Here is my answer to my own question:

import pandas as pd

# Sample data for df_diff
data_diff = {
'Key': ['Key2', 'Key3', 'Key4'],
'Column_1': ['Value2', 'Value3', 'Value5'],
'Column_2': ['Value3', 'Value4', 'Value6']
}
df_diff = pd.DataFrame(data_diff)

# Sample data for df_all
data_all = {
'Key': ['Key2', 'Key3', 'Key6'],
'Column_all_A': ['Value8', 'Value3', 'Value0'],
'Column_all_B': ['Value2', 'Value10', 'Value11']
}
df_all = pd.DataFrame(data_all)

# Function to find matching cells and apply red background to df_all
def highlight_matching_cells(row_all):
    # Get the key value from the current row in df_all
    key_value = row_all['Key']

    # Filter the corresponding row in df_diff using the key value
    row_diff = df_diff[df_diff['Key'] == key_value]

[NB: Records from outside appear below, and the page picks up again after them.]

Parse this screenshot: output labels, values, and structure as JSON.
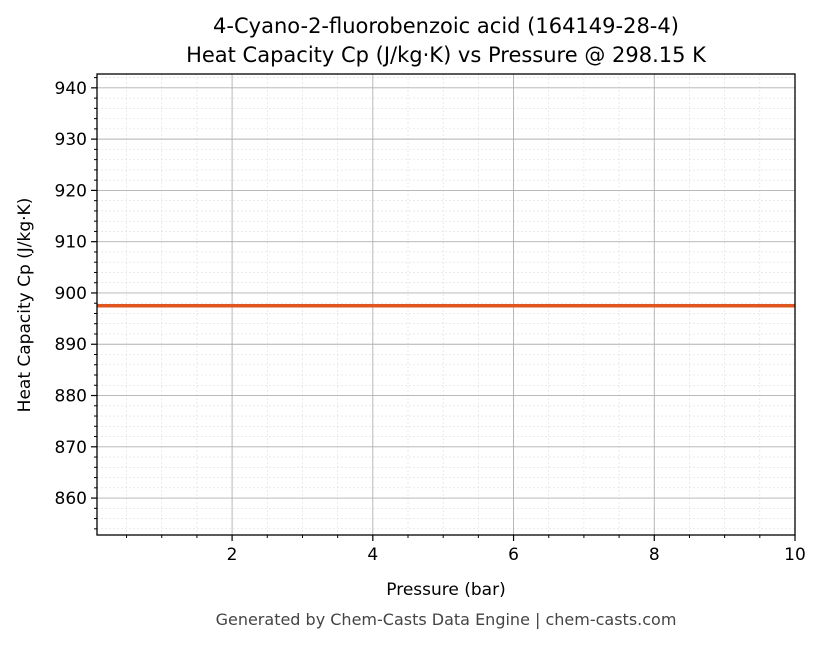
{
  "chart_data": {
    "type": "line",
    "title_line1": "4-Cyano-2-fluorobenzoic acid (164149-28-4)",
    "title_line2": "Heat Capacity Cp (J/kg·K) vs Pressure @ 298.15 K",
    "xlabel": "Pressure (bar)",
    "ylabel": "Heat Capacity Cp (J/kg·K)",
    "xlim": [
      0.08,
      10
    ],
    "ylim": [
      852.8,
      942.7
    ],
    "xticks": [
      2,
      4,
      6,
      8,
      10
    ],
    "yticks": [
      860,
      870,
      880,
      890,
      900,
      910,
      920,
      930,
      940
    ],
    "grid": true,
    "series": [
      {
        "x": [
          0.08,
          10
        ],
        "y": [
          897.5,
          897.5
        ],
        "color": "#e0561f"
      }
    ]
  },
  "footer": "Generated by Chem-Casts Data Engine | chem-casts.com"
}
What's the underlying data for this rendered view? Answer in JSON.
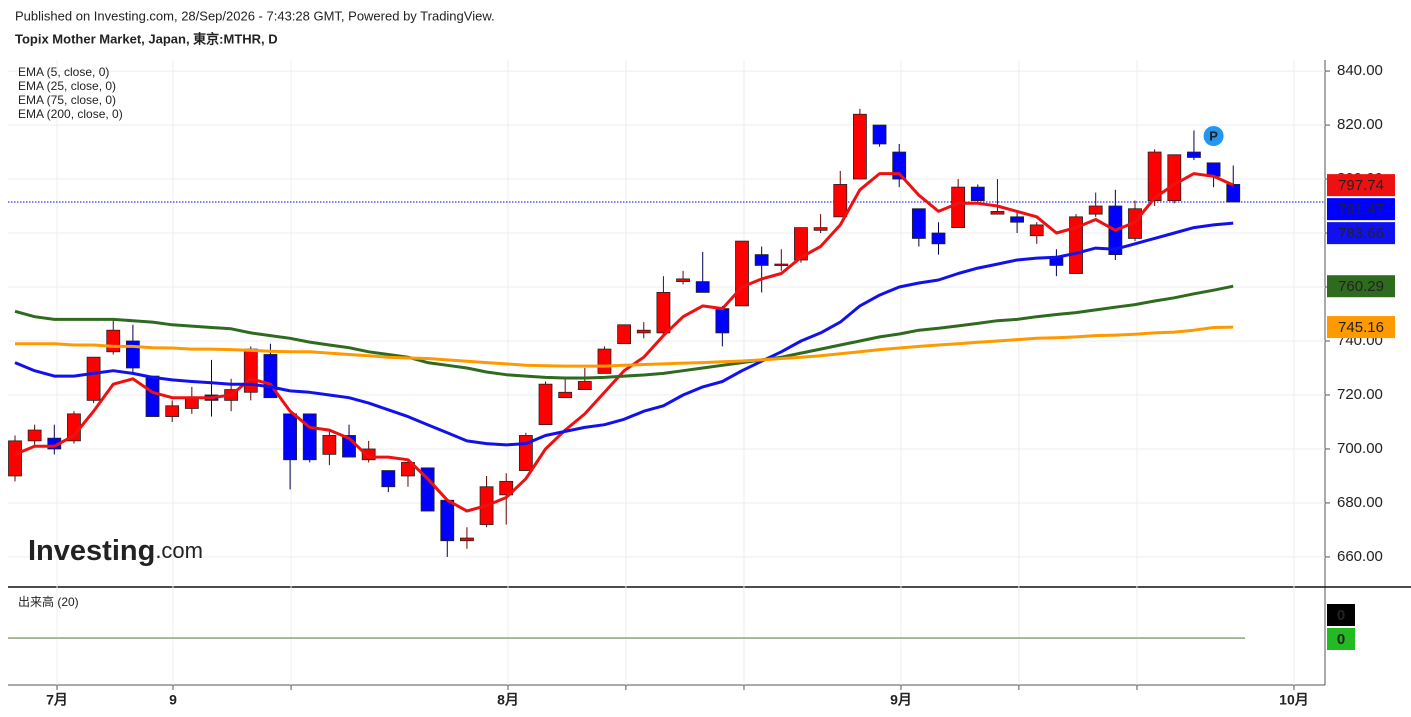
{
  "chart_data": {
    "type": "candlestick",
    "subtitle": "Published on Investing.com, 28/Sep/2026 - 7:43:28 GMT, Powered by TradingView.",
    "title": "Topix Mother Market, Japan, 東京:MTHR, D",
    "logo": [
      "Investing",
      ".com"
    ],
    "x": [
      0,
      1,
      2,
      3,
      4,
      5,
      6,
      7,
      8,
      9,
      10,
      11,
      12,
      13,
      14,
      15,
      16,
      17,
      18,
      19,
      20,
      21,
      22,
      23,
      24,
      25,
      26,
      27,
      28,
      29,
      30,
      31,
      32,
      33,
      34,
      35,
      36,
      37,
      38,
      39,
      40,
      41,
      42,
      43,
      44,
      45,
      46,
      47,
      48,
      49,
      50,
      51,
      52,
      53,
      54,
      55,
      56,
      57,
      58,
      59,
      60,
      61,
      62
    ],
    "open": [
      690,
      703,
      704,
      703,
      718,
      736,
      740,
      727,
      712,
      715,
      720,
      718,
      721,
      735,
      713,
      713,
      698,
      705,
      696,
      692,
      690,
      693,
      681,
      666,
      672,
      683,
      692,
      709,
      719,
      722,
      728,
      739,
      743,
      743,
      762,
      762,
      752,
      753,
      772,
      768,
      770,
      781,
      786,
      800,
      820,
      810,
      789,
      780,
      782,
      797,
      787,
      786,
      779,
      771,
      765,
      787,
      790,
      778,
      792,
      792,
      810,
      806,
      798
    ],
    "high": [
      705,
      709,
      709,
      714,
      734,
      748,
      746,
      727,
      718,
      723,
      733,
      726,
      738,
      739,
      713,
      713,
      707,
      709,
      703,
      692,
      696,
      693,
      681,
      671,
      690,
      691,
      706,
      725,
      726,
      730,
      738,
      746,
      747,
      764,
      766,
      773,
      753,
      777,
      775,
      774,
      782,
      787,
      803,
      826,
      820,
      813,
      789,
      784,
      800,
      798,
      800,
      788,
      784,
      774,
      787,
      795,
      796,
      792,
      811,
      809,
      818,
      806,
      805
    ],
    "low": [
      688,
      701,
      698,
      702,
      717,
      735,
      728,
      712,
      710,
      713,
      712,
      714,
      718,
      719,
      685,
      695,
      694,
      697,
      695,
      684,
      686,
      677,
      660,
      663,
      671,
      672,
      692,
      709,
      719,
      722,
      728,
      739,
      741,
      742,
      761,
      758,
      738,
      753,
      758,
      766,
      769,
      780,
      786,
      800,
      812,
      797,
      775,
      772,
      782,
      791,
      787,
      780,
      776,
      764,
      765,
      786,
      770,
      777,
      790,
      791,
      807,
      797,
      791.47
    ],
    "close": [
      703,
      707,
      700,
      713,
      734,
      744,
      730,
      712,
      716,
      719,
      718,
      722,
      737,
      719,
      696,
      696,
      705,
      697,
      700,
      686,
      695,
      677,
      666,
      667,
      686,
      688,
      705,
      724,
      721,
      725,
      737,
      746,
      744,
      758,
      763,
      758,
      743,
      777,
      768,
      768.5,
      782,
      782,
      798,
      824,
      813,
      800,
      778,
      776,
      797,
      792,
      788,
      784,
      783,
      768,
      786,
      790,
      772,
      789,
      810,
      809,
      808,
      801,
      791.47
    ],
    "up_color": "#ff0000",
    "down_color": "#0000ff",
    "last_price_color": "#0000ff",
    "series": [
      {
        "name": "EMA (5, close, 0)",
        "color": "#ee1111",
        "values": [
          698,
          701,
          701,
          705,
          714,
          724,
          726,
          721,
          719,
          719,
          719,
          720,
          726,
          724,
          714,
          708,
          707,
          704,
          697,
          697,
          696,
          689,
          681,
          677,
          679,
          682,
          689,
          700,
          707,
          713,
          721,
          729,
          734,
          742,
          749,
          753,
          752,
          760,
          763,
          765,
          771,
          775,
          783,
          796,
          802,
          802,
          794,
          788,
          791,
          791,
          790,
          788,
          786,
          780,
          782,
          785,
          781,
          784,
          793,
          798,
          802,
          801,
          797.74
        ]
      },
      {
        "name": "EMA (25, close, 0)",
        "color": "#1111ee",
        "values": [
          732,
          729,
          727,
          727,
          728,
          729,
          728,
          726.5,
          725.6,
          725,
          724.5,
          724,
          724,
          723,
          721.5,
          721,
          720,
          719,
          717,
          714.5,
          712,
          709,
          706,
          703,
          702,
          701.5,
          702,
          705,
          706.5,
          708,
          709,
          711,
          714,
          716,
          720,
          723,
          725,
          729,
          732.5,
          736,
          740,
          743,
          747,
          753,
          757,
          760,
          761.5,
          762.6,
          765,
          767,
          768.5,
          770,
          770.7,
          771,
          772.5,
          774.4,
          774,
          776,
          778,
          780,
          782,
          783,
          783.66
        ]
      },
      {
        "name": "EMA (75, close, 0)",
        "color": "#2e6b1f",
        "values": [
          751,
          749,
          748,
          748,
          748,
          748,
          747.5,
          747,
          746,
          745.5,
          745,
          744.5,
          743,
          742,
          741,
          739.6,
          738.5,
          737.5,
          736,
          735,
          734,
          732,
          731,
          730,
          728.5,
          727.5,
          727,
          726.5,
          726.3,
          726.3,
          726.5,
          727,
          727.4,
          728,
          729,
          730,
          731,
          732,
          733,
          734,
          735.5,
          737,
          738.5,
          740,
          741.5,
          742.6,
          744,
          744.7,
          745.6,
          746.5,
          747.5,
          748,
          749,
          749.8,
          750.5,
          751.5,
          752.5,
          753.5,
          754.8,
          756,
          757.5,
          758.8,
          760.29
        ]
      },
      {
        "name": "EMA (200, close, 0)",
        "color": "#ff9900",
        "values": [
          739,
          739,
          739,
          738.5,
          738.5,
          738,
          738,
          737.5,
          737.4,
          737,
          737,
          736.8,
          736.5,
          736.2,
          736,
          736,
          735.5,
          735,
          734.5,
          734,
          733.7,
          733.5,
          733,
          732.5,
          732,
          731.5,
          731,
          730.8,
          730.7,
          730.7,
          730.7,
          731,
          731.3,
          731.5,
          731.8,
          732,
          732.3,
          732.6,
          733,
          733.5,
          734,
          734.5,
          735.3,
          736,
          736.8,
          737.4,
          738,
          738.5,
          739,
          739.5,
          740,
          740.5,
          741,
          741.2,
          741.5,
          742,
          742.2,
          742.5,
          743,
          743.3,
          744,
          745,
          745.16
        ]
      }
    ],
    "ylim": [
      649.6,
      844.1
    ],
    "yticks": [
      {
        "value": 660,
        "label": "660.00"
      },
      {
        "value": 680,
        "label": "680.00"
      },
      {
        "value": 700,
        "label": "700.00"
      },
      {
        "value": 720,
        "label": "720.00"
      },
      {
        "value": 740,
        "label": "740.00"
      },
      {
        "value": 760,
        "label": "760.00"
      },
      {
        "value": 780,
        "label": "780.00"
      },
      {
        "value": 800,
        "label": "800.00"
      },
      {
        "value": 820,
        "label": "820.00"
      },
      {
        "value": 840,
        "label": "840.00"
      }
    ],
    "xlim": [
      -0.356,
      66.67
    ],
    "xticks": [
      {
        "value": 2.14,
        "label": "7月"
      },
      {
        "value": 8.04,
        "label": "9"
      },
      {
        "value": 14.05,
        "label": null
      },
      {
        "value": 25.09,
        "label": "8月"
      },
      {
        "value": 31.09,
        "label": null
      },
      {
        "value": 37.1,
        "label": null
      },
      {
        "value": 45.09,
        "label": "9月"
      },
      {
        "value": 51.09,
        "label": null
      },
      {
        "value": 57.1,
        "label": null
      },
      {
        "value": 65.09,
        "label": "10月"
      }
    ],
    "grid": true,
    "marker": {
      "label": "P",
      "x": 61,
      "color": "#2196f3"
    },
    "volume": {
      "name": "出来高 (20)",
      "value": 0,
      "ma": 0,
      "color": "#000000",
      "ma_color": "#22bb22"
    }
  }
}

    # Check if a matching row is found in df_diff
    if not row_diff.empty:
        # Iterate over columns in df_all (except the 'Key' column)
        for col_all in row_all.index[1:]:
            # Iterate over columns in the matching row of df_diff (except the 'Key' column)
            for col_diff in row_diff.columns[1:]:
                # Check if the cell value in df_all matches any cell value in the matching row of df_diff
                if row_all[col_all] == row_diff[col_diff].iloc[0]:
                # If a match is found, return a list with red background for the matched cell in df_all
                    return ['background-color: red' if col == col_all else '' for col in row_all.index]
    # If no match is found, return a list with no background color for all cells in df_all
    return ['' for _ in row_all.index]

# Apply the function to each row in df_all
df_highlighted = df_all.style.apply(highlight_matching_cells, axis=1)

# Display the highlighted DataFrame
df_highlighted

This give me the desired output: enter image description here

However, does anyone have a more elegant and shorter way? I would like to define a styler() function with formatting condition in it and the apply the format using df.style.apply() or df.style.applymap() to each of the matching cells.